Apparently the receiver I’ve purchased is capable of HDMI pass-through, but this is wholly and soully what it does. It passes it through without looking at it, at all. If I want to get my receiver to decode the audio from anything I plug in via HDMI (because this is the whole fucking point of the receiver and the surround speakers!) I have to connect both a HDMI for video and co-axial or optical audio cable from the device into the receiver.

Thankfully my receiver has three such inputs which will account for all of my devices and I can live happily ever after with the purchase of some additional cables. But fuck me! Is it just me, or is that ridiculous?

What did I actually buy?

In the end, my purchase planning worked. I ended up with everything I planned to buy at around the cost I was expecting to pay. Some things were cheaper than I expected but that was made up for by having to buy additional cabling.

  • Television: Sharp LC46D77X, as planned.
  • Games: I ended up buying a PS3 instead of a standalone BluRay player. I could have paid about $350-$400 for a standard player, or, what I did do in the end was pay $450 for a PS3 Slim 120Gb. I swore a few years ago never to buy anything Sony again, but what can I say? I really want to play GT5 when it comes out. I’ll also have an XBox 360 in a few weeks after my redemption with Sharp is processed. I’ve gone from owning no consoles to owning two-thirds of all the latest consoles. Great!
  • Home Theatre Speakers: Onkyo TX-SR307 and JBL 5.1 “Simply Cinema” SCS-200.5 speakers. More on this later.
  • HTPC: I went with the Pentium option. It was cheaper, after all.

How did I go from Yamaha to Onkyo and JBL? Well, that’s pretty much luck. I left hospital on Sunday, helped my dad with his new home theatre setup, and then headed to Harvey Norman to check out the sale that was ending that very day. Luckily for me, it was 30% off home theatre speakers. They had a few setups, none of which appeared to be particularly impressive (or if they were impressive, totally out of my price range) except two; the one I ended up buying and a Yamaha setup which was the model below what I wanted. The confusing part was the Yamaha setup with Klipsch speakers was $1500 versus the $1100 I paid for the Onkyo and JBLs – as I understand it, Onkyo and JBL are both better quality than Yamaha and Klipsch; the sales guy explained it was because the latter system had more overall power output. I am not terribly concerned with overall output as I live in a town house complex, so high volumes are a no-no anyway (as it stands, the total system output of my new system is something like 500 Watts, and previously a 125 Watt 5.1 computer speaker setup was sufficing). The marked price was $1200 but he dropped it to $1100 because he didn’t actually have them in stock on the day.

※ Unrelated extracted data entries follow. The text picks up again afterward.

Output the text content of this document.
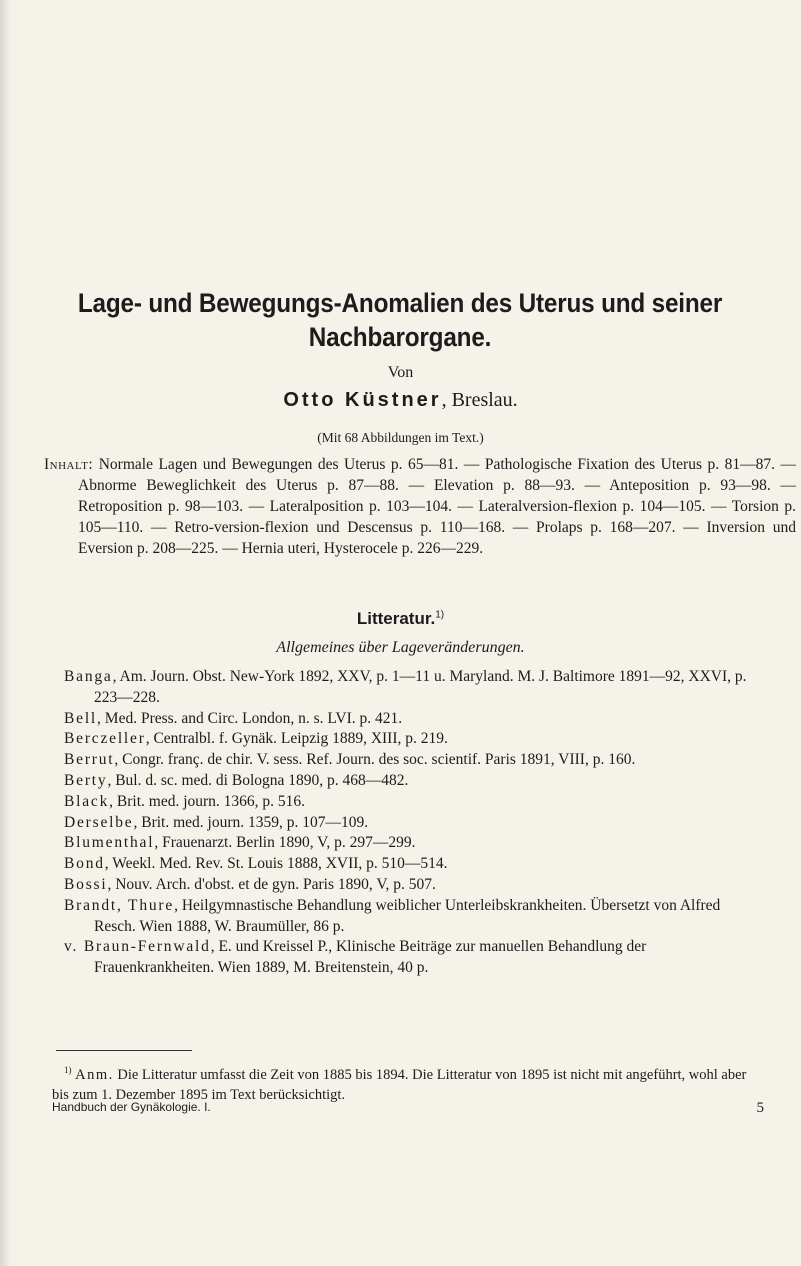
Lage- und Bewegungs-Anomalien des Uterus und seiner
Nachbarorgane.
Von
Otto Küstner, Breslau.
(Mit 68 Abbildungen im Text.)

Inhalt: Normale Lagen und Bewegungen des Uterus p. 65—81. — Pathologische Fixation des Uterus p. 81—87. — Abnorme Beweglichkeit des Uterus p. 87—88. — Elevation p. 88—93. — Anteposition p. 93—98. — Retroposition p. 98—103. — Lateralposition p. 103—104. — Lateralversion-flexion p. 104—105. — Torsion p. 105—110. — Retro-version-flexion und Descensus p. 110—168. — Prolaps p. 168—207. — Inversion und Eversion p. 208—225. — Hernia uteri, Hysterocele p. 226—229.

Litteratur.$^{1)}$
Allgemeines über Lageveränderungen.
Banga, Am. Journ. Obst. New-York 1892, XXV, p. 1—11 u. Maryland. M. J. Baltimore 1891—92, XXVI, p. 223—228.
Bell, Med. Press. and Circ. London, n. s. LVI. p. 421.
Berczeller, Centralbl. f. Gynäk. Leipzig 1889, XIII, p. 219.
Berrut, Congr. franç. de chir. V. sess. Ref. Journ. des soc. scientif. Paris 1891, VIII, p. 160.
Berty, Bul. d. sc. med. di Bologna 1890, p. 468—482.
Black, Brit. med. journ. 1366, p. 516.
Derselbe, Brit. med. journ. 1359, p. 107—109.
Blumenthal, Frauenarzt. Berlin 1890, V, p. 297—299.
Bond, Weekl. Med. Rev. St. Louis 1888, XVII, p. 510—514.
Bossi, Nouv. Arch. d'obst. et de gyn. Paris 1890, V, p. 507.
Brandt, Thure, Heilgymnastische Behandlung weiblicher Unterleibskrankheiten. Übersetzt von Alfred Resch. Wien 1888, W. Braumüller, 86 p.
v. Braun-Fernwald, E. und Kreissel P., Klinische Beiträge zur manuellen Behandlung der Frauenkrankheiten. Wien 1889, M. Breitenstein, 40 p.

$^{1)}$ Anm. Die Litteratur umfasst die Zeit von 1885 bis 1894. Die Litteratur von 1895 ist nicht mit angeführt, wohl aber bis zum 1. Dezember 1895 im Text berücksichtigt.

Handbuch der Gynäkologie. I.	5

My current dilemma is trying to figure out the best way to connect them all together. Originally my plan with my new home theatre was to connect everything to everything else through the A/V receiver as explained above in my rant.

So I thought I could do all that with HDMI cables only. Apparently not: my A/V receiver will only pass-through HDMI directly without touching it. So any audio carried over HDMI will go straight to the TV stereo speakers and not to the surround sound where I want it.

OK, fine.

  • First option: So, what I want to do is have all of the devices plug via HDMI into the A/V receiver and then have a seperate (S/PDIF, co-ax or optical) cable for the audio also plugging into the A/V receiver.
  • Second option: Or, do I want to plug all of the HDMI cables straight into the television and only connect the audio cables from each device to the A/V receiver? Saves me buying another HDMI cable to go from A/V -> TV.
  • Third option: OR! Do I want to plug all of the HDMI cables, carrying both audio and video, and ONLY the HDMI cables, into the TV, and then have a single audio cable from the TV’s optical audio out to the A/V receiver?

All three “should work”, but what’s the best way? I guess I’ll have to experiment when I actually get my receiver later in the week.